The pound is falling after a downward revision to the service sector and composite PMI figures. The UK services PMI came in at 50.8 in September, revised down from the preliminary reading of 51.9. Meanwhile, the composite PMI, a reliable gauge for business activity, was downwardly revised to 50.1 from 51 in the preliminary reading as the economy stagnated. The data comes after the manufacturing PMI fell to a 5-month low in September, with production and new orders contracting at faster rates.
The data points to a deteriorating economic picture in the UK as momentum and confidence fade ahead of the Chancellor’s November budget, where Rachel Reeves is widely expected to hike taxes to fill a £20-£30 billion black hole. Tax hikes could further slow the economy.
The EUR is holding up after data showed that it’s the service sector that is keeping the euro economy afloat. The service sector PMI for September rose to 51.3, up from 51 in August. However, this was a slight downward revision from the 51.4 preliminary reading. The level 50 separates expansion from contraction.

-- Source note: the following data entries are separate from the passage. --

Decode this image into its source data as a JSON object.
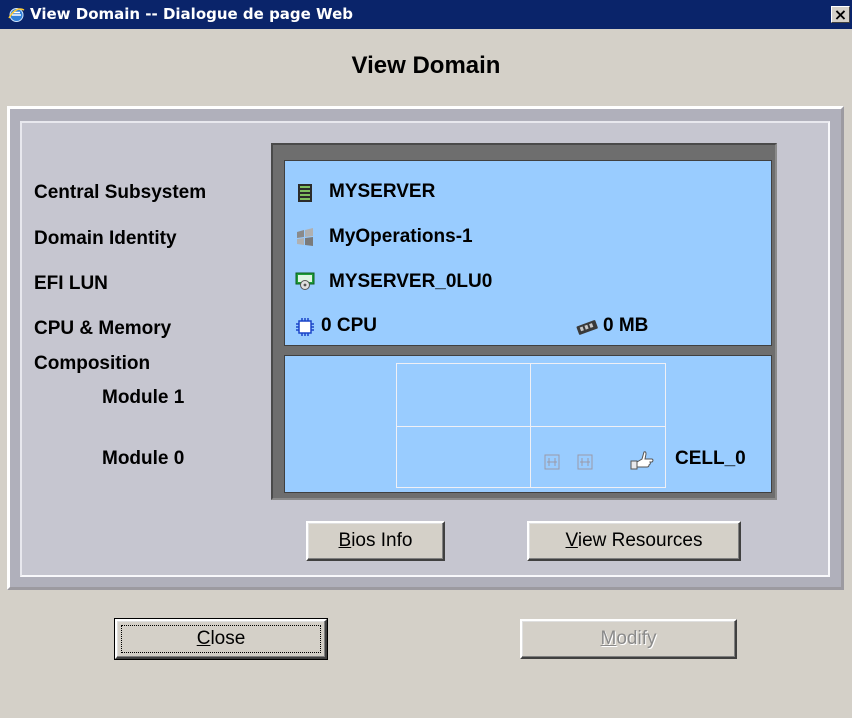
{
  "window": {
    "title": "View Domain -- Dialogue de page Web",
    "close_glyph": "×",
    "icon": "ie-icon"
  },
  "heading": "View Domain",
  "labels": {
    "central_subsystem": "Central Subsystem",
    "domain_identity": "Domain Identity",
    "efi_lun": "EFI LUN",
    "cpu_memory": "CPU & Memory",
    "composition": "Composition",
    "module_1": "Module 1",
    "module_0": "Module 0"
  },
  "values": {
    "central_subsystem": "MYSERVER",
    "domain_identity": "MyOperations-1",
    "efi_lun": "MYSERVER_0LU0",
    "cpu": "0 CPU",
    "memory": "0 MB",
    "cell": "CELL_0"
  },
  "icons": {
    "central_subsystem": "server-icon",
    "domain_identity": "windows-flag-icon",
    "efi_lun": "disk-lun-icon",
    "cpu": "cpu-chip-icon",
    "memory": "memory-module-icon"
  },
  "buttons": {
    "bios_info": {
      "label_first": "B",
      "label_rest": "ios Info"
    },
    "view_resources": {
      "label_first": "V",
      "label_rest": "iew Resources"
    },
    "close": {
      "label_first": "C",
      "label_rest": "lose"
    },
    "modify": {
      "label_first": "M",
      "label_rest": "odify"
    }
  },
  "colors": {
    "title_bar": "#0a246a",
    "info_background": "#99ccff",
    "dialog_background": "#d4d0c8"
  }
}
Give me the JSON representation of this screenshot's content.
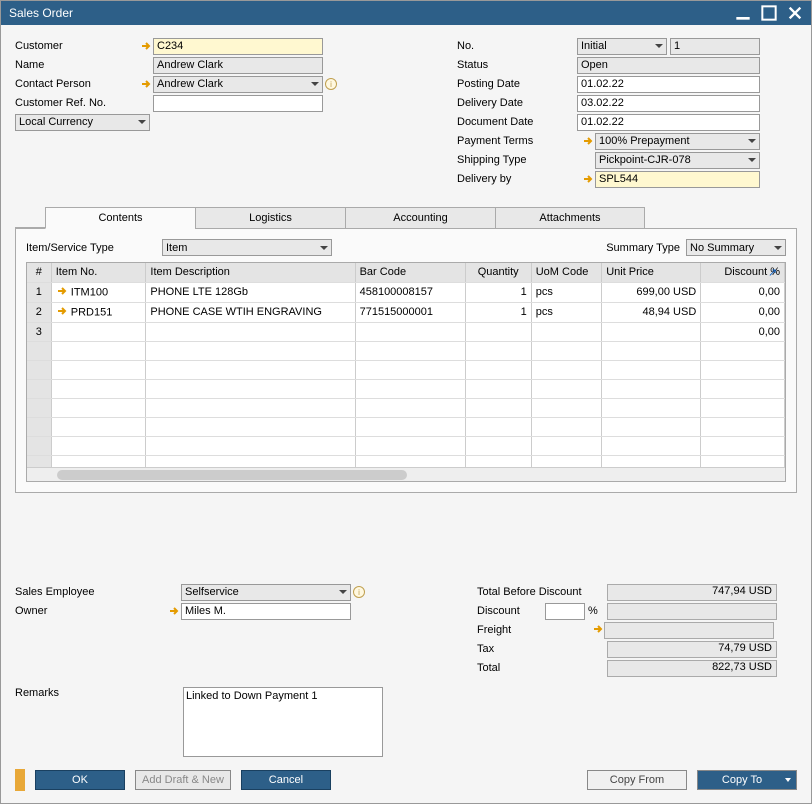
{
  "window": {
    "title": "Sales Order"
  },
  "leftForm": {
    "customer_label": "Customer",
    "customer": "C234",
    "name_label": "Name",
    "name": "Andrew Clark",
    "contact_label": "Contact Person",
    "contact": "Andrew Clark",
    "custref_label": "Customer Ref. No.",
    "custref": "",
    "currency": "Local Currency"
  },
  "rightForm": {
    "no_label": "No.",
    "no_series": "Initial",
    "no_value": "1",
    "status_label": "Status",
    "status": "Open",
    "posting_label": "Posting Date",
    "posting": "01.02.22",
    "delivery_label": "Delivery Date",
    "delivery": "03.02.22",
    "document_label": "Document Date",
    "document": "01.02.22",
    "payment_label": "Payment Terms",
    "payment": "100% Prepayment",
    "shipping_label": "Shipping Type",
    "shipping": "Pickpoint-CJR-078",
    "deliveryby_label": "Delivery by",
    "deliveryby": "SPL544"
  },
  "tabs": {
    "contents": "Contents",
    "logistics": "Logistics",
    "accounting": "Accounting",
    "attachments": "Attachments"
  },
  "tabTop": {
    "itemservice_label": "Item/Service Type",
    "itemservice": "Item",
    "summary_label": "Summary Type",
    "summary": "No Summary"
  },
  "grid": {
    "headers": {
      "num": "#",
      "itemno": "Item No.",
      "desc": "Item Description",
      "barcode": "Bar Code",
      "qty": "Quantity",
      "uom": "UoM Code",
      "price": "Unit Price",
      "disc": "Discount %"
    },
    "rows": [
      {
        "num": "1",
        "itemno": "ITM100",
        "desc": "PHONE LTE 128Gb",
        "barcode": "458100008157",
        "qty": "1",
        "uom": "pcs",
        "price": "699,00 USD",
        "disc": "0,00"
      },
      {
        "num": "2",
        "itemno": "PRD151",
        "desc": "PHONE CASE WTIH ENGRAVING",
        "barcode": "771515000001",
        "qty": "1",
        "uom": "pcs",
        "price": "48,94 USD",
        "disc": "0,00"
      },
      {
        "num": "3",
        "itemno": "",
        "desc": "",
        "barcode": "",
        "qty": "",
        "uom": "",
        "price": "",
        "disc": "0,00"
      }
    ]
  },
  "bottomLeft": {
    "salesemp_label": "Sales Employee",
    "salesemp": "Selfservice",
    "owner_label": "Owner",
    "owner": "Miles M.",
    "remarks_label": "Remarks",
    "remarks": "Linked to Down Payment 1"
  },
  "totals": {
    "tbd_label": "Total Before Discount",
    "tbd": "747,94 USD",
    "discount_label": "Discount",
    "discount_pct": "",
    "pct_sign": "%",
    "discount_val": "",
    "freight_label": "Freight",
    "freight": "",
    "tax_label": "Tax",
    "tax": "74,79 USD",
    "total_label": "Total",
    "total": "822,73 USD"
  },
  "footer": {
    "ok": "OK",
    "adddraft": "Add Draft & New",
    "cancel": "Cancel",
    "copyfrom": "Copy From",
    "copyto": "Copy To"
  }
}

Delving deeper into the figures, the recovery is seen as being broadly based geographically, with growth in major economies such as Germany, Italy, and Spain. However, the situation is different in France, where political uncertainty has had a negative impact on the service sector.
The composite PMI, considered a reliable gauge of business activity, has remained in expansionary territory throughout the quarter.
Overall, the data is a positive way to end the quarter, pointing to a 0.4% quarterly growth in the eurozone economy.